An all-terrain truck with the symbol of a wellknown aid organization on the side bumps off a mountain road and through a rutted crossing in Africa. It is one of two dozen vehicles to use this route, typically deserted, in the past few hours. Eventually, it turns onto a main highway and is soon whizzing along having bypassed a washed-out bridge and hours of snarled traffic.
The truck and the vehicles it follows are part of a digital caravan, some connected to an international aid organization, others not linked in any real way except for the fact that sensors in each vehicle are sending data about road and traffic conditions back to the cloud to be accessed by onboard computers and translated into driver displays in other vehicles. Without human intervention, the vehicles are crowdsourcing information, sharing vast amounts of real-time data and making real-time routing recommendations to drivers to get the vehicles safely to their destination faster, reducing the costs of delays and enabling the organization to deliver on its mission.
Imagine a similar vehicle in an urban environment, constantly communicating with other vehicles, traffic controls, and transit systems to preempt, predict, or avoid accidents and traffic jams. As the vehicle nears a retail area, the driver’s GPS-enabled mobile device—aware of his recent shopping and purchase information— transmits offers for products in the stores to the in-car interactive dashboard, suggests a restaurant with openings or a show about to begin, and identifies available parking spaces.

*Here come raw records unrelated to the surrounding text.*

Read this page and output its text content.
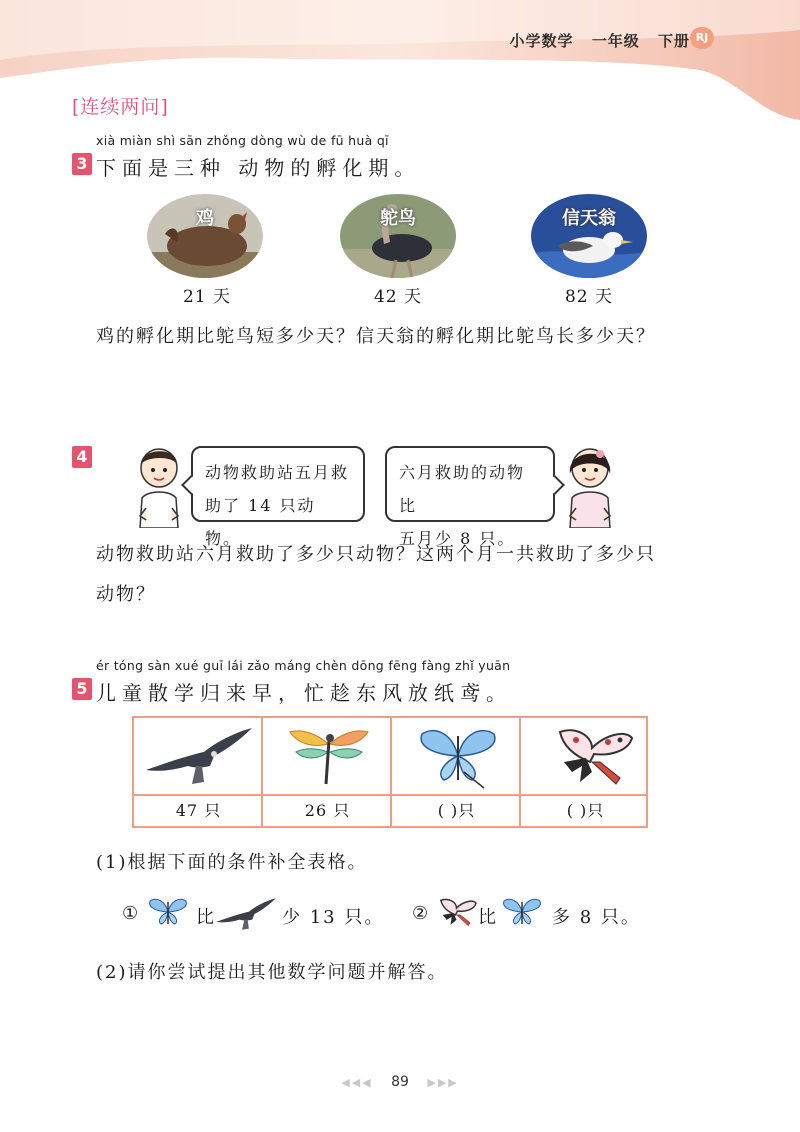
小学数学 一年级 下册 RJ
[连续两问]
xià miàn shì sān zhǒng dòng wù de fū huà qī
3 下面是三种 动物的孵化期。
鸡
21 天
鸵鸟
42 天
信天翁
82 天
鸡的孵化期比鸵鸟短多少天？信天翁的孵化期比鸵鸟长多少天？
4
动物救助站五月救
助了 14 只动物。
六月救助的动物比
五月少 8 只。
动物救助站六月救助了多少只动物？这两个月一共救助了多少只
动物？
ér tóng sàn xué guī lái zǎo máng chèn dōng fēng fàng zhǐ yuān
5 儿童散学归来早，忙趁东风放纸鸢。
47 只	26 只	( )只	( )只
(1)根据下面的条件补全表格。
①	比	少 13 只。 ②	比	多 8 只。
(2)请你尝试提出其他数学问题并解答。
◀◀◀ 89 ▶▶▶
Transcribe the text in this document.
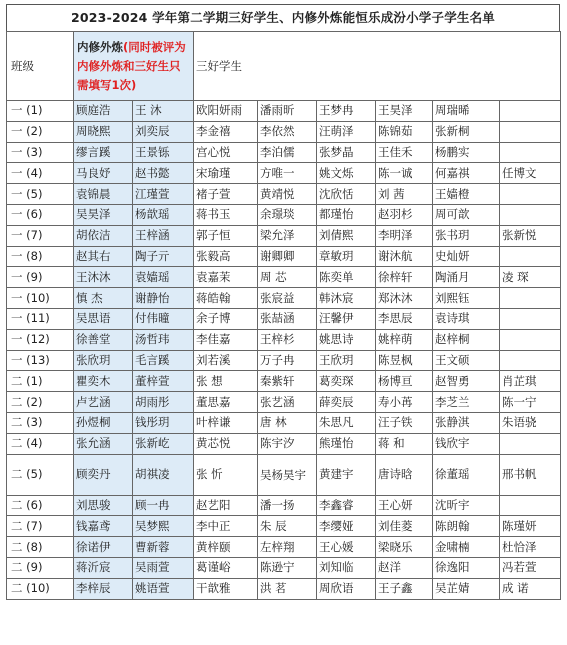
2023-2024 学年第二学期三好学生、内修外炼能恒乐成汾小学子学生名单
班级	内修外炼(同时被评为内修外炼和三好生只需填写1次)		三好学生					
一 (1)	顾庭浩	王 沐	欧阳妍雨	潘雨昕	王梦冉	王昊泽	周瑞晞	
一 (2)	周晓熙	刘奕辰	李金禧	李依然	汪萌泽	陈锦茹	张新桐	
一 (3)	缪言蹊	王景铄	宫心悦	李泊儒	张梦晶	王佳禾	杨鹏实	
一 (4)	马良妤	赵书懿	宋瑜瑾	方唯一	姚文烁	陈一诚	何嘉祺	任博文
一 (5)	袁锦晨	江瑾萱	褚子萱	黄靖悦	沈欣恬	刘 茜	王嫱橙	
一 (6)	吴昊泽	杨歆瑶	蒋书玉	余璟琰	都瑾怡	赵羽杉	周可歆	
一 (7)	胡依洁	王梓涵	郭子恒	梁允泽	刘倩熙	李明泽	张书玥	张新悦
一 (8)	赵其右	陶子亓	张毅高	谢卿卿	章敏玥	谢沐航	史灿妍	
一 (9)	王沐沐	袁嫱瑶	袁嘉茉	周 芯	陈奕单	徐梓轩	陶涌月	凌 琛
一 (10)	慎 杰	谢静怡	蒋皓翰	张宸益	韩沐宸	郑沐沐	刘熙钰	
一 (11)	吴思语	付伟曈	余子博	张喆涵	汪馨伊	李思辰	袁诗琪	
一 (12)	徐善堂	汤哲玮	李佳嘉	王梓杉	姚思诗	姚梓萌	赵梓桐	
一 (13)	张欣玥	毛言蹊	刘若溪	万子冉	王欣玥	陈昱枫	王文硕	
二 (1)	瞿奕木	董梓萱	张 想	秦紫轩	葛奕琛	杨博亘	赵智勇	肖芷琪
二 (2)	卢艺涵	胡雨彤	董思嘉	张艺涵	薛奕辰	寿小苒	李芝兰	陈一宁
二 (3)	孙煜桐	钱彤玥	叶梓谦	唐 林	朱思凡	汪子铁	张静淇	朱语骁
二 (4)	张允涵	张新屹	黄芯悦	陈宇汐	熊瑾怡	蒋 和	钱欣宇	
二 (5)	顾奕丹	胡祺凌	张 忻	吴杨昊宇	黄建宇	唐诗晗	徐董瑶	邢书帆
二 (6)	刘思骏	顾一冉	赵艺阳	潘一扬	李鑫睿	王心妍	沈昕宇	
二 (7)	钱嘉鸢	吴梦熙	李中正	朱 辰	李缨娅	刘佳菱	陈朗翰	陈瑾妍
二 (8)	徐诺伊	曹新蓉	黄梓颐	左梓翔	王心媛	梁晓乐	金啸楠	杜恰泽
二 (9)	蒋沂宸	吴雨萱	葛谨峪	陈逊宁	刘知临	赵洋	徐逸阳	冯若萱
二 (10)	李梓辰	姚语萱	干歆雅	洪 茗	周欣语	王子鑫	吴芷婧	成 诺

Or perhaps it cross-checks the driver’s calendar and task list against traffic and events to propose a route that would accomplish two errands and still get him to his next appointment on time. Thus, connected devices, context awareness, and knowledge of the individual over time could improve the user experience, as well as the consumer’s ability to accomplish the necessities and luxuries of daily life, while making the entire city function more effectively.